Water quality issues impacting coastal communities

A new survey from the Local Government Association Coastal Special Interest Group has outlined how councils on the coast are feeling the impact of the deterioration of water quality.

According to the survey, coastal councils are highly concerned about the way that poor water quality will impact people’s health, as well as coastal habitats. Tourism losses were reported by 70% of the councils, with this being led by sewage, farming runoffs, and waste. 90% of the councils that participated in the survey also believe that there is a lack of water quality testing being carried out in coastal waters.

This has led to the councils claiming that the Environment Agency need to put more testing in place, which can support an increase in recreational use of coastal waters. More detailed analysis would also allow councils to understand what action they can take to improve water quality. This can have big benefits, with many coastal regions relying on good water quality to drive the local economy.

Water quality quote

Borough Council of Kings Lynn and West Norfolk’s Cabinet Member for Environmental and Coastal Cllr Sandra Squire, who is also Member Champion for Coastal Water Quality at LGA Coastal SIG, said:

“Coastal councils have long recognised the impact poor water quality can have on local communities, tourism, and the shellfish industry.
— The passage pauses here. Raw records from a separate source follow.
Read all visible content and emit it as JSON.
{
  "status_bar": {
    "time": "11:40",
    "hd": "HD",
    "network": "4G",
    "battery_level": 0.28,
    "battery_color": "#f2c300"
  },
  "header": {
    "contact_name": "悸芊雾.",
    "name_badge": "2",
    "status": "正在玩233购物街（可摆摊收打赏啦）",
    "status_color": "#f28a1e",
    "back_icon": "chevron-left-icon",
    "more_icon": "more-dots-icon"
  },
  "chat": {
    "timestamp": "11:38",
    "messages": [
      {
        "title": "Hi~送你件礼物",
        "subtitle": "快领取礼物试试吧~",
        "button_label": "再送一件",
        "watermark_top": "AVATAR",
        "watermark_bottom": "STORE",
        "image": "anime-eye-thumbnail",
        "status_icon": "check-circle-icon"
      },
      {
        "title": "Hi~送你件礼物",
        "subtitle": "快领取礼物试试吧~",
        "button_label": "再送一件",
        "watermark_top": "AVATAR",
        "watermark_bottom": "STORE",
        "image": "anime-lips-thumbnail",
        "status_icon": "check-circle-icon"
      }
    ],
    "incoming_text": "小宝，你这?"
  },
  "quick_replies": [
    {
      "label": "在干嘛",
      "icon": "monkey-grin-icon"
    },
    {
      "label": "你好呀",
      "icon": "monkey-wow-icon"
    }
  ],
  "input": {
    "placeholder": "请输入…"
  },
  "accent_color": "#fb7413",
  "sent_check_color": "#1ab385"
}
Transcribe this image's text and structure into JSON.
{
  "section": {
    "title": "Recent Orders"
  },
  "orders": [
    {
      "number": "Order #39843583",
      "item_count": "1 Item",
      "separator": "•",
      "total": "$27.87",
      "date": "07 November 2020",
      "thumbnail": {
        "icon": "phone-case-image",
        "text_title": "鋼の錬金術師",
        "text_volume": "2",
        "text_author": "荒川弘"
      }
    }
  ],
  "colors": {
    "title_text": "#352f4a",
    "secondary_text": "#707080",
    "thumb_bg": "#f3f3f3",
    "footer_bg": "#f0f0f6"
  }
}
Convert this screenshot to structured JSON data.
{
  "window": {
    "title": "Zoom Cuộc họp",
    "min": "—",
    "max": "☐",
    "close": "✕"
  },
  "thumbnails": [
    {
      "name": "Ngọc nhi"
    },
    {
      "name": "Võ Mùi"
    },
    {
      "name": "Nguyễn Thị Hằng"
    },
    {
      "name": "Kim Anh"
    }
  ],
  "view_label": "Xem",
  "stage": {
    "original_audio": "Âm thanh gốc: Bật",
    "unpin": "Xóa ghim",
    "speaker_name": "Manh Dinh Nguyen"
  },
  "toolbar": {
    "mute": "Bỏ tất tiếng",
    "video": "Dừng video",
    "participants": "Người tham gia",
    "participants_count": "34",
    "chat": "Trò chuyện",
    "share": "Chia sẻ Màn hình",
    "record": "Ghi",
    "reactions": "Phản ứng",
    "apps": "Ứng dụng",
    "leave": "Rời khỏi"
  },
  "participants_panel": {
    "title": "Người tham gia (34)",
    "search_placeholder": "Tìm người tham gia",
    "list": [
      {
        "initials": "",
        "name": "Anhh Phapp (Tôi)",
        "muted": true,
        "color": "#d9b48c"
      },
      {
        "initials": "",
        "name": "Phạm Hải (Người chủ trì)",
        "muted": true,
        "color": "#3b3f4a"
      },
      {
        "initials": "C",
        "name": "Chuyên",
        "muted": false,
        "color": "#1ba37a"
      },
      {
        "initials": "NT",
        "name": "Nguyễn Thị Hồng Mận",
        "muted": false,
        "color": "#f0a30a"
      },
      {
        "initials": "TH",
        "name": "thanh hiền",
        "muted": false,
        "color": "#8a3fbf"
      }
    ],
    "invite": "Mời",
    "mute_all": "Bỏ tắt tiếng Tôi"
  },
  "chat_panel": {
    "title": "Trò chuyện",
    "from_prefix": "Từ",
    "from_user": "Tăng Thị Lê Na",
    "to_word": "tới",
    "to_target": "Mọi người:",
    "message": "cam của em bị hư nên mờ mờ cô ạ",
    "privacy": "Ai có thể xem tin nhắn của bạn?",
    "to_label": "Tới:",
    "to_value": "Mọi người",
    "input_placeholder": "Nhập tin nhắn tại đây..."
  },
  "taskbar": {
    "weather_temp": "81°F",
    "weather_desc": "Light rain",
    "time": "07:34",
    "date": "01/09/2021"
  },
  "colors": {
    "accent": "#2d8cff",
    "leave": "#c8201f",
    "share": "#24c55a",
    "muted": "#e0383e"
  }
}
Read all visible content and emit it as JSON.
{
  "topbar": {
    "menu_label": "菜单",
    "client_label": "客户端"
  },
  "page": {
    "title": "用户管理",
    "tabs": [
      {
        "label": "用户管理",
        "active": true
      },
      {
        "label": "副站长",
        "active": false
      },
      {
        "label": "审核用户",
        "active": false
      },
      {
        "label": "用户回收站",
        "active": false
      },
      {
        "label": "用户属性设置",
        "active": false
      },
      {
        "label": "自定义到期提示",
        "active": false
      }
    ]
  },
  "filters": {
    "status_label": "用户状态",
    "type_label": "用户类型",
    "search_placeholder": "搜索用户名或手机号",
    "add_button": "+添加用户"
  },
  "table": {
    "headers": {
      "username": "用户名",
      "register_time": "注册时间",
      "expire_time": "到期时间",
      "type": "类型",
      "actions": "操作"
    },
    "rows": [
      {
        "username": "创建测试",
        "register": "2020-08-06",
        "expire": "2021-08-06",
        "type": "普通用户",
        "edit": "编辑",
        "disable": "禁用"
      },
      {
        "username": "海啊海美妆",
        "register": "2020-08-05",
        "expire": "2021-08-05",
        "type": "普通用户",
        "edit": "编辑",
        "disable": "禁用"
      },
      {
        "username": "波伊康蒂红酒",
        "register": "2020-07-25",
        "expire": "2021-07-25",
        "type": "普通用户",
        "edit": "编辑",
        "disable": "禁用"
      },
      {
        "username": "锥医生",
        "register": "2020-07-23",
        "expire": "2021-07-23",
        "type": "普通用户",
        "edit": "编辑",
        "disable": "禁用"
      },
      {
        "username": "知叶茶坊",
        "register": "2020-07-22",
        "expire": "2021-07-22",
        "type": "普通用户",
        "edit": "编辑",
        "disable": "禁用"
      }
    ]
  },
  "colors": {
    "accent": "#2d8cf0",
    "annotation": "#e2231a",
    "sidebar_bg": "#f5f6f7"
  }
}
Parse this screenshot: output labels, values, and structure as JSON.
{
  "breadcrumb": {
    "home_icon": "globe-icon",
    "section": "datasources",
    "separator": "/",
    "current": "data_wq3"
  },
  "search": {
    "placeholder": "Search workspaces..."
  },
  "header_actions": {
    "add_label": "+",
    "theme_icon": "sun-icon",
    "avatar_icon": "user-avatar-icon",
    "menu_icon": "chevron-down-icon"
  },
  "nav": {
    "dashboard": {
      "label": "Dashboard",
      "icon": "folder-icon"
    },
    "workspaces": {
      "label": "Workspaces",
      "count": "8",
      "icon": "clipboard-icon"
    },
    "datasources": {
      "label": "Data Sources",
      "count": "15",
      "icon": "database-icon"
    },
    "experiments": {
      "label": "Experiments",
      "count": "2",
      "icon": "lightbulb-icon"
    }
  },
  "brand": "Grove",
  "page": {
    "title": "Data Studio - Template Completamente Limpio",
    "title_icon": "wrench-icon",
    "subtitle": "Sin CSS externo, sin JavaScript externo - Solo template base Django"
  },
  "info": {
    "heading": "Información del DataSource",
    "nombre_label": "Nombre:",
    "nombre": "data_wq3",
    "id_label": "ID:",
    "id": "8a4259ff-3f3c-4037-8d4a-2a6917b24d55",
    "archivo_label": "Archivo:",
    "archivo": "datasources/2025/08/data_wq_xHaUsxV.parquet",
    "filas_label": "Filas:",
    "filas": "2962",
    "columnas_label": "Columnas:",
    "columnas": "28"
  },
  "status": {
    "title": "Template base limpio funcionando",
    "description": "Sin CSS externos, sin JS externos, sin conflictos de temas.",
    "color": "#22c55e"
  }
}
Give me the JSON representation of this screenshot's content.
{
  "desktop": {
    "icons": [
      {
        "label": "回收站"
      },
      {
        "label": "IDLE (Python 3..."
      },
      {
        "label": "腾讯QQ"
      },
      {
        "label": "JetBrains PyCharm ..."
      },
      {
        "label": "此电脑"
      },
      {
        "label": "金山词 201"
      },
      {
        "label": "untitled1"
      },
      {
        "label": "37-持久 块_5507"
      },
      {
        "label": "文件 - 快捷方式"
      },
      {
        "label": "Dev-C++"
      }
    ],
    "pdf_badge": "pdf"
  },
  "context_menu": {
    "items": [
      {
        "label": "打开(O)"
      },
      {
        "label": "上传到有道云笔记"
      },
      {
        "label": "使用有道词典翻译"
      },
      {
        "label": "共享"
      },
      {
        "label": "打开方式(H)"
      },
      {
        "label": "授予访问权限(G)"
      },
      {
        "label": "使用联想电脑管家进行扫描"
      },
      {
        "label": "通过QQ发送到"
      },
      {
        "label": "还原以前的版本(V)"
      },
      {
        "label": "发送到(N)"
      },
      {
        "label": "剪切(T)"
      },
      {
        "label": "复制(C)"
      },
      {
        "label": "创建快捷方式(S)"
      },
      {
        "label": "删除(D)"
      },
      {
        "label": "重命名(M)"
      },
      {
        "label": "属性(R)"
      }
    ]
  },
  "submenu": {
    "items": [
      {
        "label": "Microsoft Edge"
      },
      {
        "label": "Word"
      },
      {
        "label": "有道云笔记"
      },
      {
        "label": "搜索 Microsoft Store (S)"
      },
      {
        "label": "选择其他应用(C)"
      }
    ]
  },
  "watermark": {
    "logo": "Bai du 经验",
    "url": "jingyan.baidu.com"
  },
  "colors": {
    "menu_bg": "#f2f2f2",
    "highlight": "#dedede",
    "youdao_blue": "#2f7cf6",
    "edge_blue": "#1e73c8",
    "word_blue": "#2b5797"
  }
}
“This report highlights that poor bathing water quality affects councils around the country and shows how it is now critical that water pollution is taken seriously as a national problem, with steps taken to improve all of our coastal waters as an urgent priority.”

An independent review of water companies has been called for by the Special Interest Group, as well as the removal of self-monitoring, changing the water quality monitoring programme, and a review of the Pollution Risk Forecasting system. Further proposed action would also see the Environment Agency given more resources to support them as they look to deal with the challenge.

LGA Environment Spokesperson, Cllr Darren Rodwell, also commented:

“The local economies of many coastal communities are dependent on maintaining good water quality, whether it be through fishing, water sports or tourism.

“For the sake of these communities, their health, and the planet, we are urging the Government to properly resource the regular testing of coastal waters.”